In case you’re one of the few who are not aware of the Family, here is a quick run-down.  The patriarch is Gomez (Jason Taylor), who is a horny, big devil and is almost always truthful.  His wife is Morticia (Beth Noelle) a very alluring femme-fatal.  Their children are their daughter, Wednesday (Olivia Noelle), a morbid sort who yearns to be “normal.”  Then there is their son, Pugsley (Riley Suzuki), who enjoys being tortured in his spare time, as well as needling his sister.

Uncle Fester (Stan Yeend) communes with the spirits of their ancestors and has a secret love of a lunar capacity.  Granny (Laurie Monday) is an herbalist, or better known in the rural parts, as a witch.  She has potions and spells at her disposal and in the wrong hands can be quite deadly.  And, lastly, there is their beloved servant, Lurch (James VanEaton), a zombie, who has a rather exasperating language barrier because of that.  All in all they reside in a spooky old mansion and they are--The Addams Family.

Well, all is going along as per expected, when Wednesday suddenly falls in love with one of the “normals,” a young man named Lucas (Austin Peters) and they want to get married.  But that means introducing the families and there could be a bit of a disconnect, as you might expect.  Lucas’s father, Mal (Greg Prosser), a control-freak and his repressed wife, Alice (Trishelle Love) are invited to dinner where all hell breaks loose.  Even the spirits of the ancestors are invited to help but will it all end happily?  Will Fester be united with his lunar babe?  Will the dance of love be enough to win over his wife?  Will Lurch finally find his voice?  Stay tuned and see this exciting episode of…The Adams Family!

The songs/music are good and further the story along but not necessarily memorable.  What is memorable are the people doing the singing, they are terrific and sell the songs!  Taylor is perfect as Gomez and has a voice to match.  Would like to see him do the Mostel/Lane role in The Producers.  He is a gem in all his numbers and hope to see him on the “Boards” again.  Noelle, as his wife, is equally as good, having the right look/allure for the role, as well as the voice and acting chops to match.  (She is also a fine musician/music director from a past production I saw elsewhere).

Noelle and Suzuki as the offspring have a lot of talent for such young performers and should go far in the future.  Yeend is a charmer as the smitten uncle and Monday an adorable old hag.  The chorus and the “normal” family also are in very good voice, almost operatic at times.  And who can’t forget VanEaton as Lurch, in a small, mostly mute role, he shines proving once again the old adage, “there are no small roles, only small actors.”

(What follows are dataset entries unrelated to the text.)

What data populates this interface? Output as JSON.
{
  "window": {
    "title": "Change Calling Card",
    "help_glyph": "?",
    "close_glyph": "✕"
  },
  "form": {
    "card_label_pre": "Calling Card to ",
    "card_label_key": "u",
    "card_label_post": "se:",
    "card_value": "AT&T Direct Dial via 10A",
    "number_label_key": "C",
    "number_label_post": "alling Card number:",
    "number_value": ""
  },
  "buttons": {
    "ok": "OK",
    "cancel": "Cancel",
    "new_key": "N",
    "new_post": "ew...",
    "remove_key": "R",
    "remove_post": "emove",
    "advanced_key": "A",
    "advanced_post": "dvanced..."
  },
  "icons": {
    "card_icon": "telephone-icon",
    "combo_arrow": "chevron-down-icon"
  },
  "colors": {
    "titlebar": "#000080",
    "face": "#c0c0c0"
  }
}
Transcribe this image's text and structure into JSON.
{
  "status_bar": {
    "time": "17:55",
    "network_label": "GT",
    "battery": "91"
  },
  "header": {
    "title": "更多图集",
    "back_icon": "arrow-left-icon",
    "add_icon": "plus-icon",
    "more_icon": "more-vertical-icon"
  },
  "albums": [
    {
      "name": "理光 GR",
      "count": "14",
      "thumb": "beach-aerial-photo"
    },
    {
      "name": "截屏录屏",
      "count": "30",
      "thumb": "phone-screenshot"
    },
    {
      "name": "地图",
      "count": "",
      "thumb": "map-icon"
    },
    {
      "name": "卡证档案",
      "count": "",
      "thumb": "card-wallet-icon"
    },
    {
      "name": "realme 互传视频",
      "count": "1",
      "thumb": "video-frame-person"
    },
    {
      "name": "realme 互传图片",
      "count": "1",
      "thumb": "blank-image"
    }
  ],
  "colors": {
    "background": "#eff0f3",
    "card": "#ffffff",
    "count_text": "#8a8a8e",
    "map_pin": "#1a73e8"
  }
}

The set by David Smith and Alex Woodward is wonderfully gloomy and perfectly accessible for such a large cast on a small stage.  The Black & White costumes by Sue Woodbury fit the show like a glove, evoking fond memories, as well as recreating an era.  Riley and Pounders, as the directors, have managed to pull off a minor miracle, trafficking a large number of actors on such a limited space.  And their casting is spot on, both vocally and acting-wise.

And I have to give a special shout-out to one of the many unsung heroes behind the scenes, my contact at BCT, their marketing person, Amanda Clark (and a fine comic actress, too, in her own right).  I spoke with her for awhile after the show and she is everything you would want in this kind of individual, enthused about the company and their mission, looking for ways to get the word out, and a genuinely very appealing presence.  There are many such people behind the scenes (which I’m sure all theatre folk would agree with) that never get the kudos they deserve.  So, I present for your approval, one of the many, Amanda Clark (applause, applause)!

I recommend this show, it’s worth the drive out.  But, a word of warning, for some complicated reasons, the theatre is very chilly, so please dress warmly (they also have blankets available).  If you do choose to see it, please tell them Dennis sent you.